As a Texas family law attorney for my entire career I have seen client after client be surprised by how the Texas Family Code requires that property be divided in Texas divorces. Most clients have heard that Texas is a community property state. While this is correct most people misunderstand what that means.
Texas Family Code Gives Court Broad Discretion in Property Division
Clients will say that they already know that since Texas is a community property state the property will be divided 50/50. The reality is that while Texas is a community property state, unlike many other community states the community property is not automatically divided evenly between the parties. The Family Code requires the trial court to divide the property in a “fair and just” manner. If you ask a qualified Austin family law attorney what this means they will tell you that a separate statute gives the court a list of factors that it can consider in making a disproportionate division (meaning that one side gets more than the other, such as 55/45).
The factors are many but the one that factors in most often is disparity of earning capacity. When one spouse makes significantly more than the other the court will often give the spouse with the lower earning capacity a larger share of the community property. The reasoning is that if the court were to make an equal division at the time of divorce it wouldn’t be equal for very long, due to one spouse greatly out earning the other spouse for a few years after the divorce.

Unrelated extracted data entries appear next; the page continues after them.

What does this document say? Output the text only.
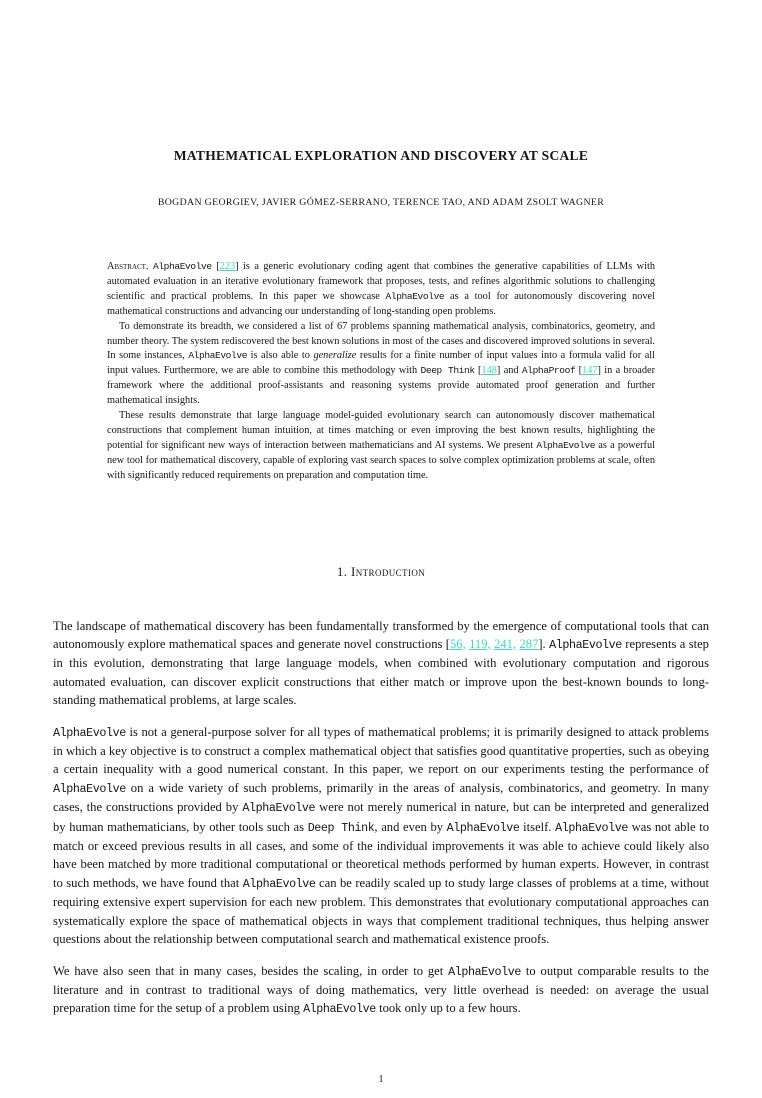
MATHEMATICAL EXPLORATION AND DISCOVERY AT SCALE
BOGDAN GEORGIEV, JAVIER GÓMEZ-SERRANO, TERENCE TAO, AND ADAM ZSOLT WAGNER

Abstract. AlphaEvolve [223] is a generic evolutionary coding agent that combines the generative capabilities of LLMs with automated evaluation in an iterative evolutionary framework that proposes, tests, and refines algorithmic solutions to challenging scientific and practical problems. In this paper we showcase AlphaEvolve as a tool for autonomously discovering novel mathematical constructions and advancing our understanding of long-standing open problems.

To demonstrate its breadth, we considered a list of 67 problems spanning mathematical analysis, combinatorics, geometry, and number theory. The system rediscovered the best known solutions in most of the cases and discovered improved solutions in several. In some instances, AlphaEvolve is also able to generalize results for a finite number of input values into a formula valid for all input values. Furthermore, we are able to combine this methodology with Deep Think [148] and AlphaProof [147] in a broader framework where the additional proof-assistants and reasoning systems provide automated proof generation and further mathematical insights.

These results demonstrate that large language model-guided evolutionary search can autonomously discover mathematical constructions that complement human intuition, at times matching or even improving the best known results, highlighting the potential for significant new ways of interaction between mathematicians and AI systems. We present AlphaEvolve as a powerful new tool for mathematical discovery, capable of exploring vast search spaces to solve complex optimization problems at scale, often with significantly reduced requirements on preparation and computation time.

1. Introduction

The landscape of mathematical discovery has been fundamentally transformed by the emergence of computational tools that can autonomously explore mathematical spaces and generate novel constructions [56, 119, 241, 287]. AlphaEvolve represents a step in this evolution, demonstrating that large language models, when combined with evolutionary computation and rigorous automated evaluation, can discover explicit constructions that either match or improve upon the best-known bounds to long-standing mathematical problems, at large scales.

AlphaEvolve is not a general-purpose solver for all types of mathematical problems; it is primarily designed to attack problems in which a key objective is to construct a complex mathematical object that satisfies good quantitative properties, such as obeying a certain inequality with a good numerical constant. In this paper, we report on our experiments testing the performance of AlphaEvolve on a wide variety of such problems, primarily in the areas of analysis, combinatorics, and geometry. In many cases, the constructions provided by AlphaEvolve were not merely numerical in nature, but can be interpreted and generalized by human mathematicians, by other tools such as Deep Think, and even by AlphaEvolve itself. AlphaEvolve was not able to match or exceed previous results in all cases, and some of the individual improvements it was able to achieve could likely also have been matched by more traditional computational or theoretical methods performed by human experts. However, in contrast to such methods, we have found that AlphaEvolve can be readily scaled up to study large classes of problems at a time, without requiring extensive expert supervision for each new problem. This demonstrates that evolutionary computational approaches can systematically explore the space of mathematical objects in ways that complement traditional techniques, thus helping answer questions about the relationship between computational search and mathematical existence proofs.

We have also seen that in many cases, besides the scaling, in order to get AlphaEvolve to output comparable results to the literature and in contrast to traditional ways of doing mathematics, very little overhead is needed: on average the usual preparation time for the setup of a problem using AlphaEvolve took only up to a few hours.

1
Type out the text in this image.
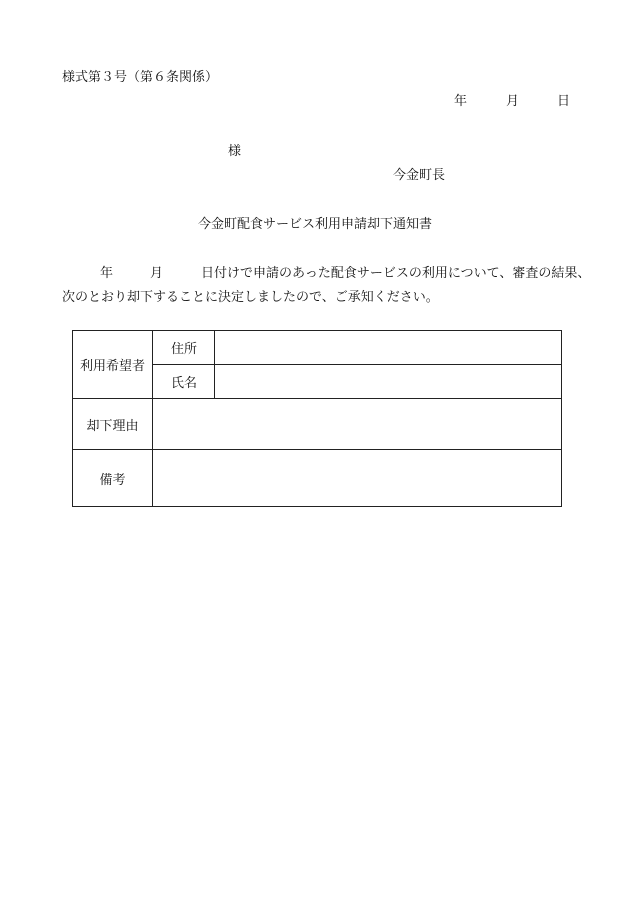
様式第３号（第６条関係）
年	月	日
様
今金町長
今金町配食サービス利用申請却下通知書
年	月	日付けで申請のあった配食サービスの利用について、審査の結果、
次のとおり却下することに決定しましたので、ご承知ください。
利用希望者	住所	
	氏名	
却下理由		
備考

Other factors courts can consider in dividing community property in a divorce include (but are not limited to) needs of the custodial parent, amount of separate property a spouse has, and fault.
Most Common Factor in Disproportionate Division: Income Disparity
A very common scenario that occurs in divorces is for the couple to consist of a primary breadwinner (frequently but not always the husband) and a spouse who works part time or not at all and is primarily responsible for taking care of young children. In this situation a court is likely to consider a disproportionate division in favor of the custodial parent. Part of the reasoning behind this is that being primarily responsible for raising children is likely to reduce one’s ability to advance their career and earn a high income.
Another Factor in Property Division: Amount of Separate Property
Another factor that courts can consider in deciding whether to make a disproportionate division is how much separate property a spouse has. Let’s use as an example a couple who got married at the time of marriage one of the spouses had a million dollars of separate property while the other spouse has no separate property. The marriage then created $200,000 of net community property for the court to divide at divorce. The court may very well consider making a disproportionate division in favor of the spouse who has no separate property.
Fault Can Also Play a Role
Lastly, the court can consider fault as a factor in making a disproportionate division. While fault does have an impact in some cases, it is far less frequently a significant factor in a disproportionate division than disparity of earning capacity or some of the other more commonly applied factors.
The main point here is that while Texas is a community property state that does not mean that the community property will be divided 50/50 in a divorce and there are a lot of variables that need to be considered. This is just another in the long list of reasons why everyone going through a divorce needs to be represented by a knowledgeable Austin family law attorney.